IA também está sendo usada para oferecer suporte 24 horas por dia aos pacientes, respondendo a perguntas comuns e direcionando-os para os cuidados adequados. Além disso, existe grande potencial para que os algoritmos possam ajudar a diagnosticar doenças com precisão, sugerir tratamentos personalizados com base em históricos médicos e até mesmo prever surtos de doenças. A implementação dessas tecnologias pode não apenas aprimorar a qualidade dos cuidados de saúde, mas também contribuir para a redução de custos evitáveis (fraudes, erros, abusos, desperdícios) e para a otimização dos recursos.
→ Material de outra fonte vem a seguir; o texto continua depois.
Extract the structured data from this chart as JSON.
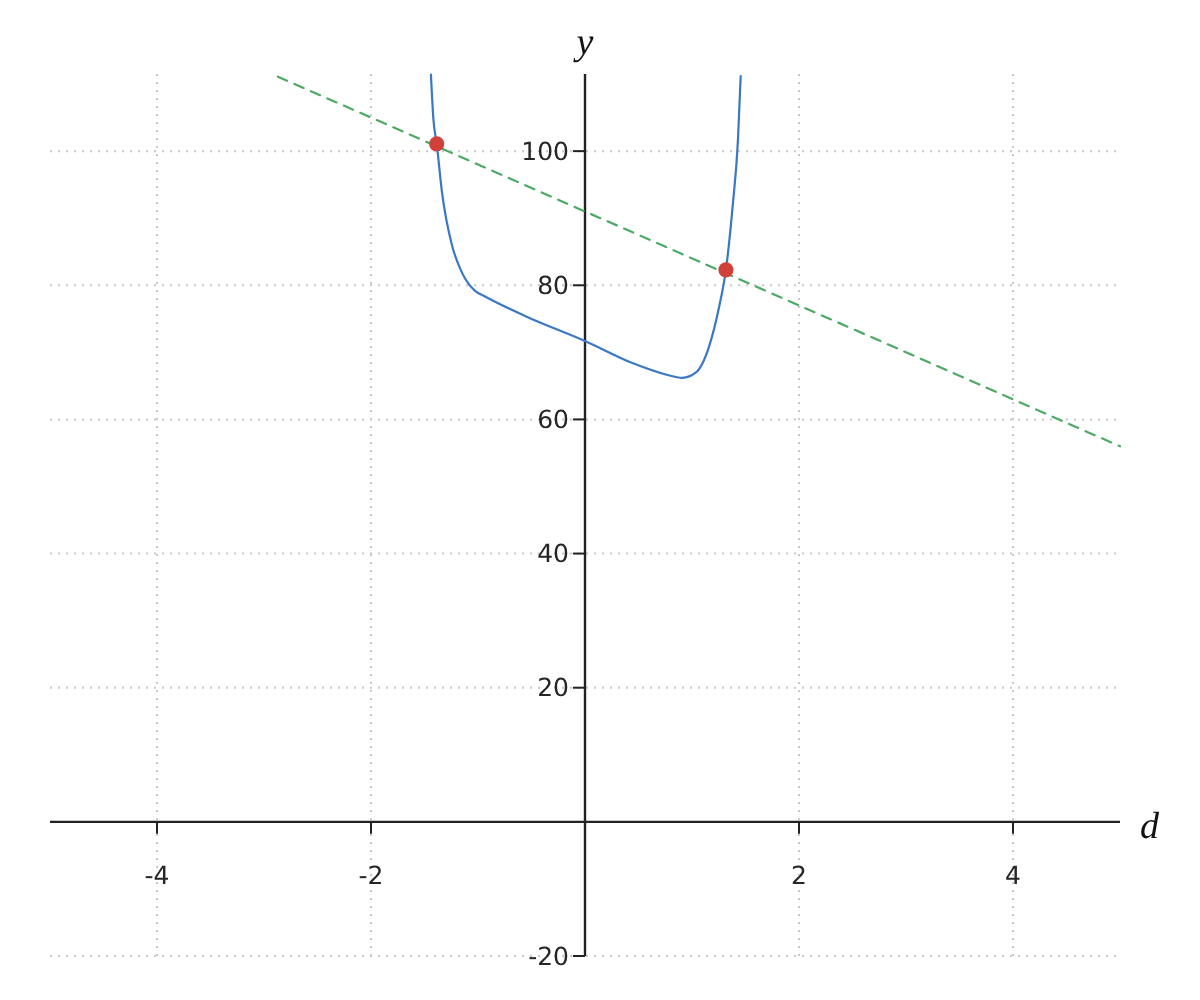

A detecção precoce de doenças, por exemplo, pode evitar tratamentos mais caros e prolongados, enquanto a automação de processos administrativos por meio da IA pode liberar tempo para os profissionais de saúde se concentrarem no atendimento ao paciente.
De fato, é compreensível que a adoção de tecnologias com potencial tão disruptivo como as relacionadas à IA leve um tempo para ocorrer, particularmente nas áreas em interface direta com a saúde e o bem-estar das pessoas. Adotá-las requer, primariamente, conhecimento de seu potencial e de suas limitações, para que os profissionais de saúde e de gestão possam saber onde e quando aplicá-las – de modo ético e responsável. Afinal, muitas nuances envolvem a modelagem de algoritmos preditivos aplicados à saúde, a começar pela qualidade dos dados de origem, passando pela técnica dos profissionais de ciência de dados, pela calibração dos modelos e culminando em sua validação prática nas populações-alvo.
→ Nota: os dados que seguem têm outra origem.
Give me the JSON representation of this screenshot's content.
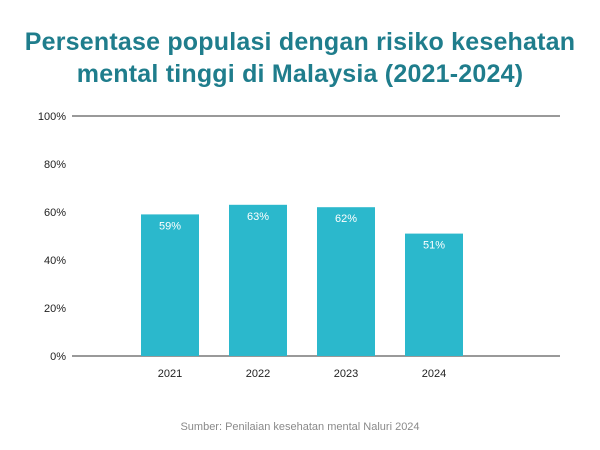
{
  "chart_data": {
    "type": "bar",
    "title": "Persentase populasi dengan risiko kesehatan\nmental tinggi di Malaysia (2021-2024)",
    "categories": [
      "2021",
      "2022",
      "2023",
      "2024"
    ],
    "values": [
      59,
      63,
      62,
      51
    ],
    "data_labels": [
      "59%",
      "63%",
      "62%",
      "51%"
    ],
    "ylim": [
      0,
      100
    ],
    "yticks": [
      0,
      20,
      40,
      60,
      80,
      100
    ],
    "ytick_labels": [
      "0%",
      "20%",
      "40%",
      "60%",
      "80%",
      "100%"
    ],
    "xlabel": "",
    "ylabel": "",
    "grid": "top and bottom lines only",
    "bar_color": "#2bb8cc",
    "title_color": "#1f7d8c"
  },
  "source": "Sumber: Penilaian kesehatan mental Naluri 2024"
}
Analisar e reduzir vieses e “preconceitos” diversos no processo de modelagem preditiva deve fazer parte indissociável de sua construção, além de constituir preocupação constante de todos os envolvidos. Atualmente, aqueles algoritmos usados como apoio à decisão clínica não substituem o profissional de saúde envolvido no cuidado direto ao paciente, embora os avanços nessa área, particularmente envolvendo IA generativa, sejam bem promissores. Se usados com a devida cautela e responsabilidade, têm o potencial de efetivamente melhorar a produtividade e conferir maior segurança e acurácia no diagnóstico, tratamento e acompanhamento de pacientes.
Como médico e cientista de dados, espero de forma otimista pelo tempo em que a saúde das pessoas possa se beneficiar em larga escala dos avanços que a IA pode fornecer, contribuindo para que os sistemas de saúde sejam sustentáveis e acessíveis às gerações futuras.
*Francisco Junior é Médico, Desenvolvedor, Empreendedor e Diretor de Tecnologia (CTO) da Lean Saúde.